Это история Райяори Ламеррской, женщины, изменившей ход истории северного континента подобно тому, как Теарин Ильеррская изменила Огненные земли. Райяори родилась в семье ледяного дракона, первого советника правящего иртхана одного из северных княжеств. Она была вторым ребенком, могла бы составить выгодную партию, но…
Ее пламя так и не проснулось. И ее, подобно сотням простых девушек, отдали в гарем. Мне нужно сосредоточиться на ее истории, танцевать ее чувства, когда от нее отказывается родной отец, когда от нее отворачивается родной брат, но у меня не получается полностью сосредоточиться на них. Потому что, как бы я ни старалась, меня перебивают собственные, они меня захлестывают, и я уже не на сто процентов она, как должно быть в этой истории, я примерно наполовину я.
Ятта Хеллирия Ландерстерг.
Отмахиваясь от внутреннего недовольства, я делаю первый прыжок, тройное вращение — и четкое приземление, но в этом четком приземлении нет чувств. Тех, которые там должны быть. Несмотря на то, что в музыку снова врываются аплодисменты, я собой недовольна. Это внутреннее чувство недовольства ни с чем не спутаешь, когда ты осознаешь, что фальшивишь.
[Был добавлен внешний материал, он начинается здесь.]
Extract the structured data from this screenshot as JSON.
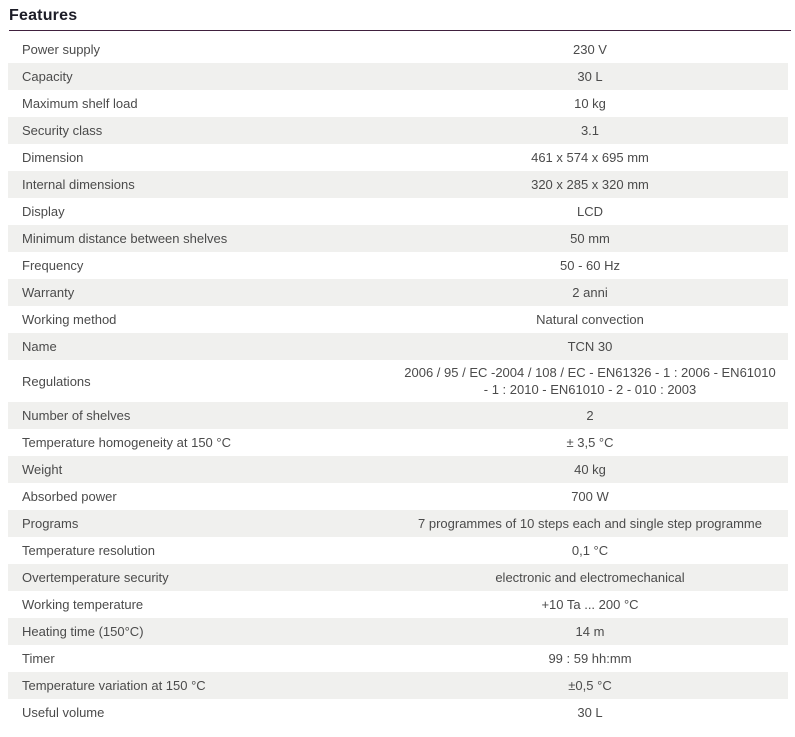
{
  "header": {
    "title": "Features"
  },
  "colors": {
    "heading_text": "#1d1d27",
    "rule_accent": "#40203e",
    "row_alt_bg": "#f0f0ee",
    "row_text": "#4b4b4b"
  },
  "table": {
    "rows": [
      {
        "label": "Power supply",
        "value": "230 V"
      },
      {
        "label": "Capacity",
        "value": "30 L"
      },
      {
        "label": "Maximum shelf load",
        "value": "10 kg"
      },
      {
        "label": "Security class",
        "value": "3.1"
      },
      {
        "label": "Dimension",
        "value": "461 x 574 x 695 mm"
      },
      {
        "label": "Internal dimensions",
        "value": "320 x 285 x 320 mm"
      },
      {
        "label": "Display",
        "value": "LCD"
      },
      {
        "label": "Minimum distance between shelves",
        "value": "50 mm"
      },
      {
        "label": "Frequency",
        "value": "50 - 60 Hz"
      },
      {
        "label": "Warranty",
        "value": "2 anni"
      },
      {
        "label": "Working method",
        "value": "Natural convection"
      },
      {
        "label": "Name",
        "value": "TCN 30"
      },
      {
        "label": "Regulations",
        "value": "2006 / 95 / EC -2004 / 108 / EC - EN61326 - 1 : 2006 - EN61010 - 1 : 2010 - EN61010 - 2 - 010 : 2003"
      },
      {
        "label": "Number of shelves",
        "value": "2"
      },
      {
        "label": "Temperature homogeneity at 150 °C",
        "value": "± 3,5 °C"
      },
      {
        "label": "Weight",
        "value": "40 kg"
      },
      {
        "label": "Absorbed power",
        "value": "700 W"
      },
      {
        "label": "Programs",
        "value": "7 programmes of 10 steps each and single step programme"
      },
      {
        "label": "Temperature resolution",
        "value": "0,1 °C"
      },
      {
        "label": "Overtemperature security",
        "value": "electronic and electromechanical"
      },
      {
        "label": "Working temperature",
        "value": "+10 Ta ... 200 °C"
      },
      {
        "label": "Heating time (150°C)",
        "value": "14 m"
      },
      {
        "label": "Timer",
        "value": "99 : 59 hh:mm"
      },
      {
        "label": "Temperature variation at 150 °C",
        "value": "±0,5 °C"
      },
      {
        "label": "Useful volume",
        "value": "30 L"
      }
    ]
  }
}
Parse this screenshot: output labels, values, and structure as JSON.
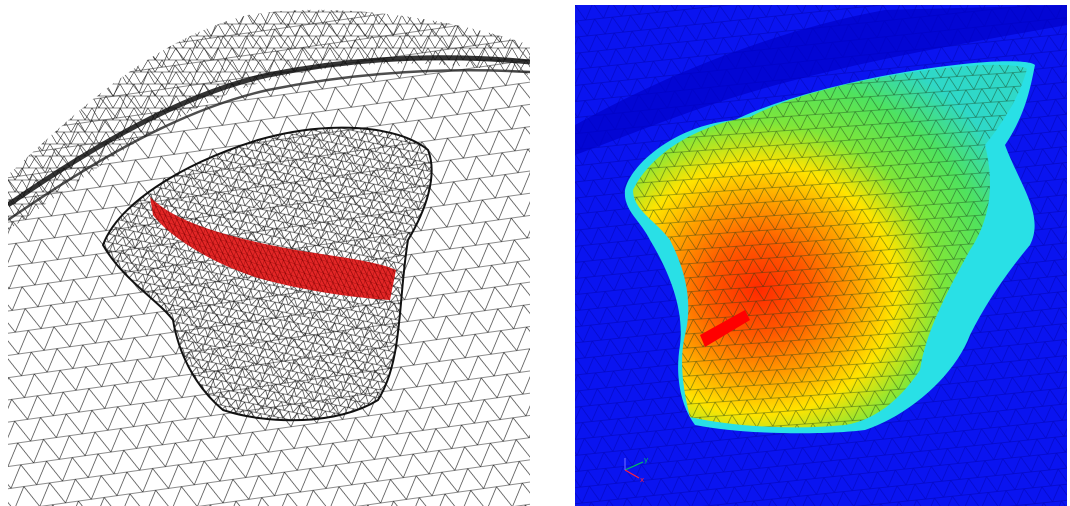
{
  "figure": {
    "left_panel": {
      "subject": "wireframe-mesh",
      "colors": {
        "mesh": "#1a1a1a",
        "highlight": "#e00000",
        "background": "#ffffff"
      }
    },
    "right_panel": {
      "subject": "contour-surface",
      "colors": {
        "background": "#0a14f0",
        "low": "#00e0ff",
        "mid": "#5ee64a",
        "high": "#ffe400",
        "peak": "#ff3b00",
        "mesh": "#173a17"
      },
      "axis_triad": {
        "x_label": "x",
        "y_label": "y"
      }
    }
  }
}
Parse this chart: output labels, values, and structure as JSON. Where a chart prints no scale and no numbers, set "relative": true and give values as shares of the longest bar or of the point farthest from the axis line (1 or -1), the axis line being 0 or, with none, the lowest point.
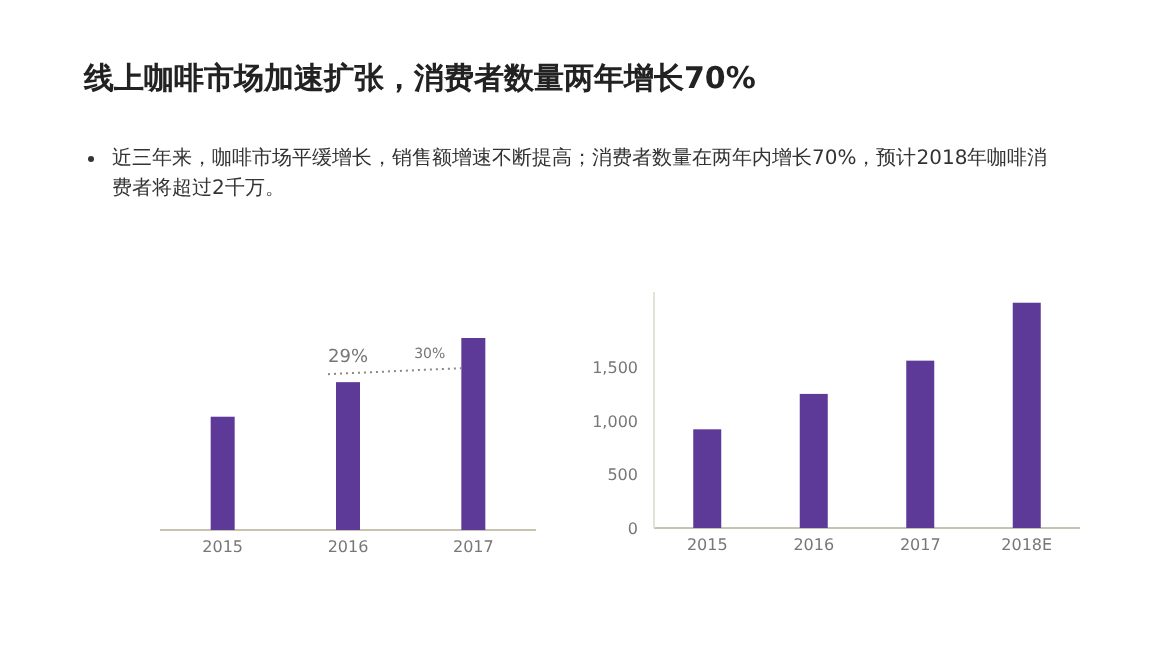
{
  "chart_data": [
    {
      "type": "bar",
      "title": "线上咖啡市场加速扩张，消费者数量两年增长70%",
      "subtitle": "近三年来，咖啡市场平缓增长，销售额增速不断提高；消费者数量在两年内增长70%，预计2018年咖啡消费者将超过2千万。",
      "relative": true,
      "categories": [
        "2015",
        "2016",
        "2017"
      ],
      "values": [
        0.59,
        0.77,
        1
      ],
      "color": "#5e3a98",
      "annotations": [
        "29%",
        "30%"
      ]
    },
    {
      "type": "bar",
      "categories": [
        "2015",
        "2016",
        "2017",
        "2018E"
      ],
      "values": [
        920,
        1250,
        1560,
        2100
      ],
      "color": "#5e3a98",
      "ylim": [
        0,
        2200
      ],
      "yticks": [
        0,
        500,
        {
          "value": 1000,
          "label": "1,000"
        },
        {
          "value": 1500,
          "label": "1,500"
        }
      ]
    }
  ]
}
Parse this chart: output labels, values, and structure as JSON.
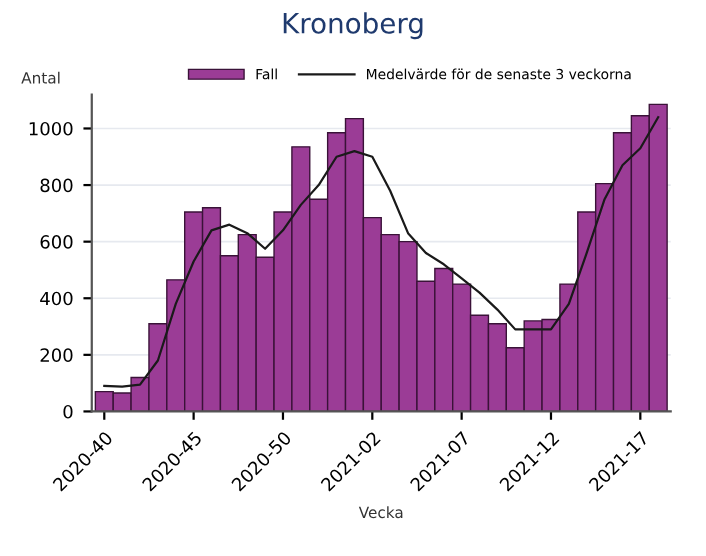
{
  "chart_data": {
    "type": "bar",
    "title": "Kronoberg",
    "xlabel": "Vecka",
    "ylabel": "Antal",
    "categories": [
      "2020-40",
      null,
      null,
      null,
      null,
      "2020-45",
      null,
      null,
      null,
      null,
      "2020-50",
      null,
      null,
      null,
      null,
      "2021-02",
      null,
      null,
      null,
      null,
      "2021-07",
      null,
      null,
      null,
      null,
      "2021-12",
      null,
      null,
      null,
      null,
      "2021-17",
      null
    ],
    "series": [
      {
        "name": "Fall",
        "color": "#9b3c96",
        "values": [
          70,
          65,
          120,
          310,
          465,
          705,
          720,
          550,
          625,
          545,
          705,
          935,
          750,
          985,
          1035,
          685,
          625,
          600,
          460,
          505,
          450,
          340,
          310,
          225,
          320,
          325,
          450,
          705,
          805,
          985,
          1045,
          1085
        ]
      },
      {
        "name": "Medelvärde för de senaste 3 veckorna",
        "type": "line",
        "color": "#1a1a1a",
        "values": [
          90,
          88,
          95,
          180,
          380,
          530,
          640,
          660,
          630,
          575,
          640,
          730,
          800,
          900,
          920,
          900,
          780,
          630,
          560,
          520,
          470,
          420,
          360,
          290,
          290,
          290,
          380,
          560,
          750,
          870,
          930,
          1040
        ]
      }
    ],
    "ylim": [
      0,
      1120
    ],
    "yticks": [
      0,
      200,
      400,
      600,
      800,
      1000
    ],
    "grid": "y",
    "legend": "top"
  }
}
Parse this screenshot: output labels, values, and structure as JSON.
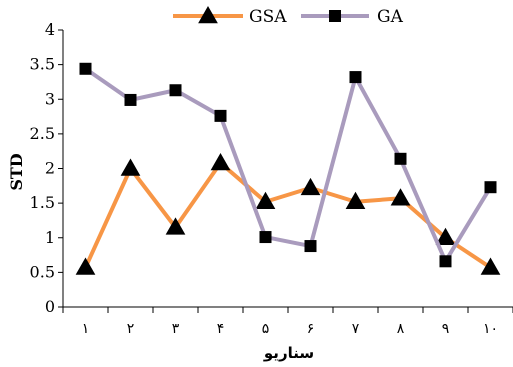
{
  "chart_data": {
    "type": "line",
    "categories": [
      "۱",
      "۲",
      "۳",
      "۴",
      "۵",
      "۶",
      "۷",
      "۸",
      "۹",
      "۱۰"
    ],
    "xlabel": "سناریو",
    "ylabel": "STD",
    "ylim": [
      0,
      4
    ],
    "yticks": [
      "0",
      "0.5",
      "1",
      "1.5",
      "2",
      "2.5",
      "3",
      "3.5",
      "4"
    ],
    "grid": false,
    "legend_position": "top",
    "series": [
      {
        "name": "GSA",
        "color": "#F79646",
        "marker": "triangle",
        "values": [
          0.57,
          2.0,
          1.15,
          2.08,
          1.52,
          1.72,
          1.52,
          1.57,
          1.0,
          0.57
        ]
      },
      {
        "name": "GA",
        "color": "#A99BBD",
        "marker": "square",
        "values": [
          3.44,
          2.99,
          3.13,
          2.76,
          1.01,
          0.88,
          3.32,
          2.14,
          0.66,
          1.73
        ]
      }
    ]
  }
}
На такую малюсенькую, сотую часть, которую может быть никто и не заметит, но это злит.
И я возвращаюсь к ее истории, к ее чувствам, и наконец-то отрываюсь от земли. От своей личности, следующий прыжок уже гораздо лучше, гораздо эмоциональнее, гораздо ярче, и я улыбаюсь, мысленно, потому что героине этого танца улыбаться не к месту.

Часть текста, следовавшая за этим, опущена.